9. What if he had had children with any of his wives? Visiting Cuddy and Rachel as often as he did these days sometimes would leave him wondering what would have happened if he had kids with any of his ex-wives? Would any of his marriages lasted at all or even just slightly longer than they had if he had a child involved? He thinks he would have stayed longer, doesn't harbour any misconceptions about not cheating though, he knows he would have done that regardless, but maybe he would have tried a bit harder to hold the marriage together. He can't imagine children with his first wife. They were practically children themselves at the time of the wedding. He cringes at the thought of neurotic Bonnie with children. She foisted Hector off so easily, would a child have been any different? Everytime he pictures Julie and child he is left with the urge to perform a clandestine DNA swab. No, he loves children and he loves Rachel, but the thought of being responsible for one leaves him breatheless and on the verge of a panic attack. He can't even keep House in line, how would he manage with a child? He has enough worries about House to keep him up at night, he doesn't need the nightmarish worries and 'what ifs' that come with a child.

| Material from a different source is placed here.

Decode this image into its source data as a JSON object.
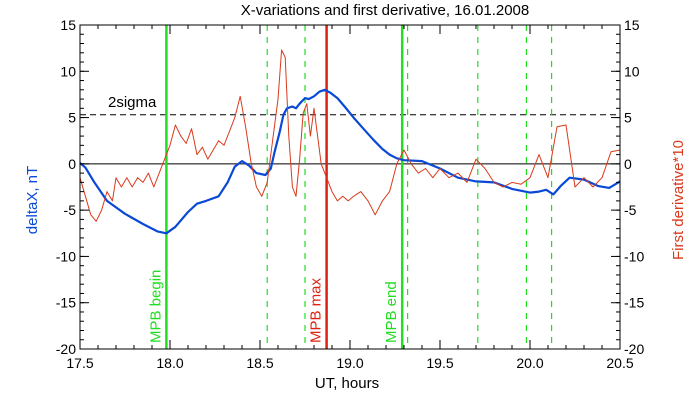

10. What if House pursued Cuddy? When he thinks of the 'what if' that involved Cuddy, he can't help but follow that with this one. What if House had taken his advice? What if House could act like a mature grown up adult for once in a relationship situation and been honest with Cuddy and his feelings towards her? What if they were a couple now, where would that leave him? Would he find himself fighting for time with House like House had with Amber? Or more likely, would he have become the third spoke in their relationship wheel, both coming to him for advice on how to deal with the other? And why exactly did these thoughts of House and Cuddy together, House happy just as Wilson has wanted him to be, make him feel so jealous? Jealous not of House, but of Cuddy herself. He didn't like examining that question too closely.